On an NRF-hosted media on April 2, Kleinhenz said that the U.S. economy performed well in 2024, supported by resilient consumer spending and easing inflation.

“That favorable environment is expected to carry forward as we head further into 2025, but its trajectory is expected to decelerate as job growth moderates and policy uncertainty clouds the economic outlook,” he said.

Kleinhenz explained that public policy shifts have introduced a significant level of unpredictability, raising the probability of a much slower pace of economic activity.

“Any way you look at it, a lot is riding on the consumer,” said Kleinhenz. “While we do expect slower growth, consumer fundamentals remain intact, supported by low unemployment, slow but steady income growth and other household finances. “Consumer spending is not unraveling but consumer confidence is declining, thanks to the lingering headache of inflation and consumers’ anxiety over ever-changing tariff arrangements. But that doesn’t mean there will be an immediate decline in consumer spending.”

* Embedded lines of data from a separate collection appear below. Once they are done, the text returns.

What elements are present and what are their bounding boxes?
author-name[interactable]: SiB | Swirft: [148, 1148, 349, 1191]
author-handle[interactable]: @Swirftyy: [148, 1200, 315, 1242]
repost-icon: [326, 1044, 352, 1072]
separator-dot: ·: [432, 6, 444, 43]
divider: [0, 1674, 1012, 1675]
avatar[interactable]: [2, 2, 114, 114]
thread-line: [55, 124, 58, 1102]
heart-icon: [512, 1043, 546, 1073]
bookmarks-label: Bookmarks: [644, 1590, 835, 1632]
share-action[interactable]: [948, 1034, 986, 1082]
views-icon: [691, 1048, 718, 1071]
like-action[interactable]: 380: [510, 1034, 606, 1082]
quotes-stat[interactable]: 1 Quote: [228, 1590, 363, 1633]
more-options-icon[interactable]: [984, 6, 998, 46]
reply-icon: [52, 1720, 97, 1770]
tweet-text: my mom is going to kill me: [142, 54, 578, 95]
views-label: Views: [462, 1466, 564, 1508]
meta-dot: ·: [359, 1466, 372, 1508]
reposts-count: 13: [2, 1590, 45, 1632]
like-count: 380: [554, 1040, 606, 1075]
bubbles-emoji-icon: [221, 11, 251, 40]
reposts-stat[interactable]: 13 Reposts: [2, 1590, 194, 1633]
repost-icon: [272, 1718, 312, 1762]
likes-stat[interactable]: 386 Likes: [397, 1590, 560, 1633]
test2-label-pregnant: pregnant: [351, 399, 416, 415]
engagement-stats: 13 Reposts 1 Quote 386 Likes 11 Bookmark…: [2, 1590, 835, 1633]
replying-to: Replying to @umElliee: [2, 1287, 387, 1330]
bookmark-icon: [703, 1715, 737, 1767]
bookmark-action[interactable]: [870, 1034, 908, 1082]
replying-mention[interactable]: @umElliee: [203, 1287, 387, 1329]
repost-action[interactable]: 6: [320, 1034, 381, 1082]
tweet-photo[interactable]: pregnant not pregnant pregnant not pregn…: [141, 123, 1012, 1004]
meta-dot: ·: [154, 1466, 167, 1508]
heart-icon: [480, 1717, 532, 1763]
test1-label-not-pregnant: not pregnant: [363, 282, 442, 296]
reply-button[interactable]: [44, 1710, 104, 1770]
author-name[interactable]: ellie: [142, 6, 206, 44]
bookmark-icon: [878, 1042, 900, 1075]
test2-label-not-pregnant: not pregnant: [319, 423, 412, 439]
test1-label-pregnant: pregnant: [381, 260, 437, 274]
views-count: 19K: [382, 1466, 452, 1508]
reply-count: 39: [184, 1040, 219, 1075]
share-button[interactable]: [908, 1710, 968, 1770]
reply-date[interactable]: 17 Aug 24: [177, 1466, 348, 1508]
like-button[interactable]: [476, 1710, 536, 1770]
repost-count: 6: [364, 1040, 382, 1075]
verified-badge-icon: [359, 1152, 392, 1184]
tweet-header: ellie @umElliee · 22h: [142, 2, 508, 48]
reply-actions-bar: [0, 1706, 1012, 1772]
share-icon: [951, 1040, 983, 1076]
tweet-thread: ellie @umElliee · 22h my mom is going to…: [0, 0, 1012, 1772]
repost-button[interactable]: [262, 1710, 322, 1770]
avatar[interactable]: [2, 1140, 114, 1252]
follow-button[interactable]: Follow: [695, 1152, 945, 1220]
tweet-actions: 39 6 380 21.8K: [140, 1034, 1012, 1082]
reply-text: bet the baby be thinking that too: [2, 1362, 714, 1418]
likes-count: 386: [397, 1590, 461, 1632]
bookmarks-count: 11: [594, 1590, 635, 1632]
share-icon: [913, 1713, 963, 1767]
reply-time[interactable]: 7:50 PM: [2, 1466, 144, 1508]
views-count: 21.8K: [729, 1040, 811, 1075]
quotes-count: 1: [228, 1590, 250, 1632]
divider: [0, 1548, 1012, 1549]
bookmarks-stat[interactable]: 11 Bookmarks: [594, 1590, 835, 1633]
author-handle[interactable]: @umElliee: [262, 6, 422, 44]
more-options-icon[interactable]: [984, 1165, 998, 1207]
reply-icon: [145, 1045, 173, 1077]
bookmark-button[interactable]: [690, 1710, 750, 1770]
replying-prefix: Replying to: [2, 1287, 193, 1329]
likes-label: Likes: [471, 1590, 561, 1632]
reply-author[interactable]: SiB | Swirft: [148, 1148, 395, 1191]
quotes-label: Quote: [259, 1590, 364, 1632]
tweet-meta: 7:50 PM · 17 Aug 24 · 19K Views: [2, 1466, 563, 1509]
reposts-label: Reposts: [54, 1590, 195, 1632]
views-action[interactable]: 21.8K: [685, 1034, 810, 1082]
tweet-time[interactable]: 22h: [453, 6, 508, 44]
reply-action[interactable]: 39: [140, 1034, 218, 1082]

Neil Saunders, Managing Director of GlobalData, wrote in a research note that while the news has been dominated by the negative impact of tariffs, today’s retail sales numbers show that consumers have continued to advance their retail spending even in the face of rising uncertainty.

“In some ways, this is not all that surprising as the actual impact of tariffs on prices and products has not yet hit the shopper,” wrote Saunders. “The effect, to-date, has been much more around depressing consumer confidence—something that is worrying, but is more nebulous in terms of its influence on spending. The fact is that the amount people spend is influenced by two factors: their ability to spend, and their willingness to spend. Despite all the chatter, there has not been a significant deterioration in the former factor; this may come later in the year if economic conditions deteriorate, but it is not yet present to any large degree. The second factor is somewhat less important but, in normal circumstances, it should be modestly unhelpful to spending. However, this did not come to pass in April for several reasons.”

One major reason, he observed, is that the potential of tariffs to increase inflation has encouraged some consumers to pull forward spending to lock in current prices.

“Overall, we estimate that $3.2 billion of the core retail growth over last year is due to a pull-forward effect,” he noted. “This means, the pull-forward contributed 0.7 percentage points of the 5.1% of core retail growth. The pull-forward is particularly sharp in bigger ticket sectors like furnishings and electronics.”